Bronwyn se quedó pensativa, extrañada por aquella respuesta.

—¿No teméis que alguien pueda acceder al monasterio a través de esa torre?

—No —repuso él, brevemente, mientras se erguía y suavizaba, no sin esfuerzo, el entrecejo que tenía fruncido—. La torre se ve con toda claridad desde la torre de vigilancia y nadie ha entrado ni salido de ella durante siglos.

—Entonces, ¿por qué...?

—Es parte de nuestro patrimonio —la interrumpió él—. Pocos conocen esta historia, pero tú debes escucharla. La torre perteneció en su día a un hermano de Samular, un brujo de gran poder conocido con el nombre de Renwick Manto de Nieve Caradoon. Fue deseo de Samular que se construyese un monasterio de entrenamiento de paladines junto a la torre, y que se protegiese en todo momento en honor a su hermano, que murió en plena batalla con tanta valentía como cualquier caballero.

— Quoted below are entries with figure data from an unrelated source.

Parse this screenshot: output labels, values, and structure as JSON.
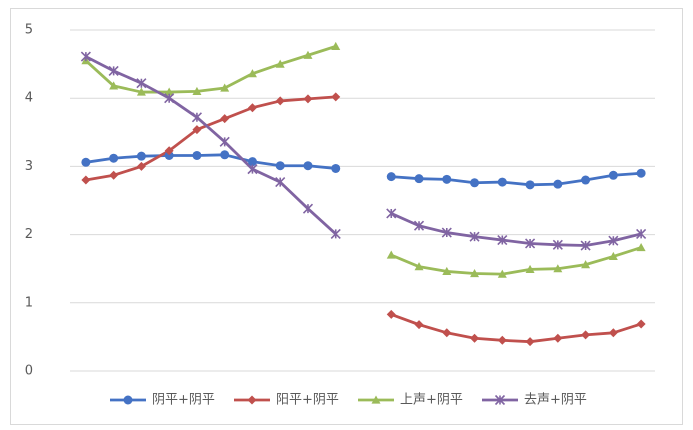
{
  "chart_data": {
    "type": "line",
    "categories": [
      null,
      null,
      null,
      null,
      null,
      null,
      null,
      null,
      null,
      null,
      null,
      null,
      null,
      null,
      null,
      null,
      null,
      null,
      null,
      null,
      null
    ],
    "series": [
      {
        "name": "阴平+阴平",
        "color": "#4472c4",
        "marker": "circle",
        "values": [
          3.06,
          3.12,
          3.15,
          3.16,
          3.16,
          3.17,
          3.07,
          3.01,
          3.01,
          2.97,
          null,
          2.85,
          2.82,
          2.81,
          2.76,
          2.77,
          2.73,
          2.74,
          2.8,
          2.87,
          2.9
        ]
      },
      {
        "name": "阳平+阴平",
        "color": "#c0504d",
        "marker": "diamond",
        "values": [
          2.8,
          2.87,
          3.0,
          3.23,
          3.54,
          3.7,
          3.86,
          3.96,
          3.99,
          4.02,
          null,
          0.83,
          0.68,
          0.56,
          0.48,
          0.45,
          0.43,
          0.48,
          0.53,
          0.56,
          0.69
        ]
      },
      {
        "name": "上声+阴平",
        "color": "#9bbb59",
        "marker": "triangle",
        "values": [
          4.55,
          4.18,
          4.09,
          4.09,
          4.1,
          4.15,
          4.36,
          4.5,
          4.63,
          4.76,
          null,
          1.7,
          1.53,
          1.46,
          1.43,
          1.42,
          1.49,
          1.5,
          1.56,
          1.68,
          1.81
        ]
      },
      {
        "name": "去声+阴平",
        "color": "#8064a2",
        "marker": "star",
        "values": [
          4.61,
          4.4,
          4.22,
          4.0,
          3.72,
          3.36,
          2.96,
          2.77,
          2.38,
          2.01,
          null,
          2.31,
          2.13,
          2.03,
          1.97,
          1.92,
          1.87,
          1.85,
          1.84,
          1.91,
          2.01
        ]
      }
    ],
    "ylim": [
      0,
      5
    ],
    "yticks": [
      0,
      1,
      2,
      3,
      4,
      5
    ],
    "grid": true,
    "legend": "bottom"
  }
}
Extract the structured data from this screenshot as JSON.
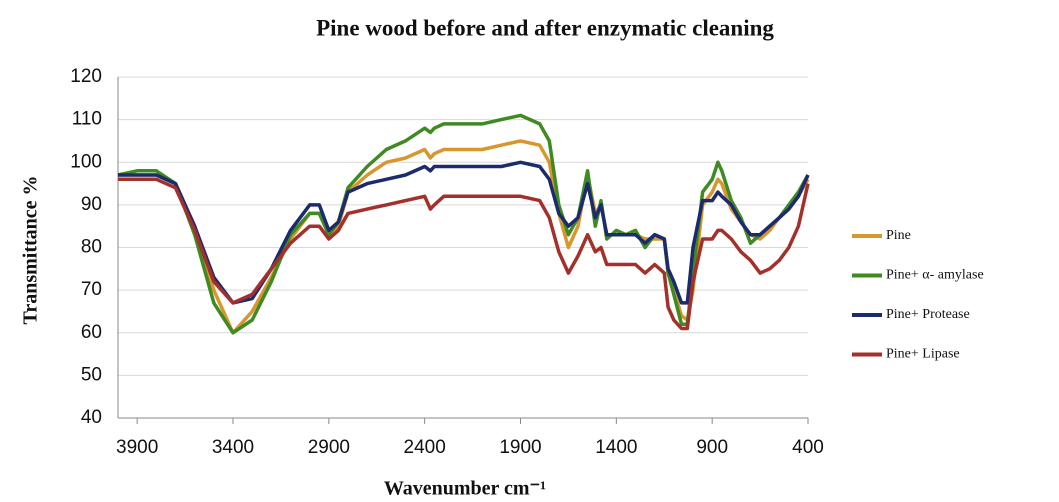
{
  "chart_data": {
    "type": "line",
    "title": "Pine wood before and after enzymatic cleaning",
    "x_label": "Wavenumber cm⁻¹",
    "y_label": "Transmittance %",
    "x": [
      4000,
      3900,
      3800,
      3700,
      3600,
      3500,
      3400,
      3300,
      3200,
      3100,
      3000,
      2950,
      2900,
      2850,
      2800,
      2700,
      2600,
      2500,
      2400,
      2370,
      2350,
      2300,
      2200,
      2100,
      2000,
      1900,
      1800,
      1750,
      1700,
      1650,
      1600,
      1550,
      1510,
      1480,
      1450,
      1400,
      1350,
      1300,
      1250,
      1200,
      1150,
      1130,
      1100,
      1060,
      1030,
      1000,
      950,
      900,
      870,
      850,
      800,
      750,
      700,
      650,
      600,
      550,
      500,
      450,
      400
    ],
    "series": [
      {
        "name": "Pine",
        "color": "#d8972e",
        "values": [
          97,
          97,
          97,
          95,
          85,
          70,
          60,
          65,
          73,
          82,
          88,
          88,
          83,
          85,
          93,
          97,
          100,
          101,
          103,
          101,
          102,
          103,
          103,
          103,
          104,
          105,
          104,
          100,
          88,
          80,
          85,
          97,
          88,
          90,
          83,
          83,
          83,
          83,
          82,
          82,
          82,
          74,
          70,
          64,
          63,
          70,
          90,
          93,
          96,
          95,
          89,
          86,
          83,
          82,
          84,
          87,
          89,
          92,
          96
        ]
      },
      {
        "name": "Pine+ α- amylase",
        "color": "#3f8a22",
        "values": [
          97,
          98,
          98,
          95,
          83,
          67,
          60,
          63,
          72,
          83,
          88,
          88,
          83,
          86,
          94,
          99,
          103,
          105,
          108,
          107,
          108,
          109,
          109,
          109,
          110,
          111,
          109,
          105,
          90,
          83,
          87,
          98,
          85,
          91,
          82,
          84,
          83,
          84,
          80,
          83,
          82,
          74,
          69,
          62,
          62,
          74,
          93,
          96,
          100,
          98,
          91,
          87,
          81,
          83,
          85,
          87,
          90,
          93,
          97
        ]
      },
      {
        "name": "Pine+ Protease",
        "color": "#1c2a6e",
        "values": [
          97,
          97,
          97,
          95,
          85,
          73,
          67,
          68,
          75,
          84,
          90,
          90,
          84,
          86,
          93,
          95,
          96,
          97,
          99,
          98,
          99,
          99,
          99,
          99,
          99,
          100,
          99,
          96,
          88,
          85,
          87,
          95,
          87,
          90,
          83,
          83,
          83,
          83,
          81,
          83,
          82,
          75,
          72,
          67,
          67,
          80,
          91,
          91,
          93,
          92,
          90,
          86,
          83,
          83,
          85,
          87,
          89,
          92,
          97
        ]
      },
      {
        "name": "Pine+ Lipase",
        "color": "#a3302b",
        "values": [
          96,
          96,
          96,
          94,
          84,
          72,
          67,
          69,
          75,
          81,
          85,
          85,
          82,
          84,
          88,
          89,
          90,
          91,
          92,
          89,
          90,
          92,
          92,
          92,
          92,
          92,
          91,
          87,
          79,
          74,
          78,
          83,
          79,
          80,
          76,
          76,
          76,
          76,
          74,
          76,
          74,
          66,
          63,
          61,
          61,
          72,
          82,
          82,
          84,
          84,
          82,
          79,
          77,
          74,
          75,
          77,
          80,
          85,
          95
        ]
      }
    ],
    "xlim": [
      4000,
      400
    ],
    "xticks": [
      3900,
      3400,
      2900,
      2400,
      1900,
      1400,
      900,
      400
    ],
    "ylim": [
      40,
      120
    ],
    "yticks": [
      40,
      50,
      60,
      70,
      80,
      90,
      100,
      110,
      120
    ],
    "grid": true,
    "legend": "right"
  }
}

«Al menos, ésta es la versión de Samular», pensó Bronwyn mientras recordaba lo que Khelben le había contado sobre aquel lugar y lo que debía buscar.

—Es una historia enternecedora. Samular conocía el valor de la familia — respondió mientras se esforzaba porque su rostro mostrase una expresión de embeleso y carente de astucia.

Laharin le dedicó una mirada curiosa, como si de repente estuviera considerando lo que Bronwyn conocía realmente sobre el valor de su familia, pero el instante pasó rápido y fue sustituido por una fugaz expresión de autorreproche. Bronwyn se dio cuenta, no sin cierta sensación de culpabilidad, de que no era un hombre que se mostrara por regla general receloso. Realmente detestaba tener que abusar de su buena voluntad. Además, no estaba lista para consagrarse ella misma y el poder que hubiese heredado de su familia, fuese cual fuere, a favor de la orden.

Pasó un día muy agradable con el caballero, pero se excusó de ir a cenar alegando el cansancio del viaje. Esperó hasta que los paladines y los sacerdotes se hubieron reunido para sus rezos vespertinos para escabullirse a través del patio y regresar al alcázar. Khelben la había instruido para que registrara una torre situada en el exterior de la fortaleza principal y el viejo túnel era el mejor modo de acceder a ella. Cogió una antorcha del piso superior, como había hecho Laharin, y se abrió paso en dirección a la puerta de madera.

Fue sencillo romper el oxidado pestillo. Con tres golpes precisos con la empuñadura de su cuchillo consiguió romper la desgastada cadena. Bronwyn se coló por la abertura, no sin antes sacudir el aire ante su rostro para apartar la extensa telaraña que cubría el lugar como si fuera niebla. El suelo también estaba lleno de vida: escarabajos e insectos de todo tipo pulularon bajo sus pies en cuanto se introdujo en el interior.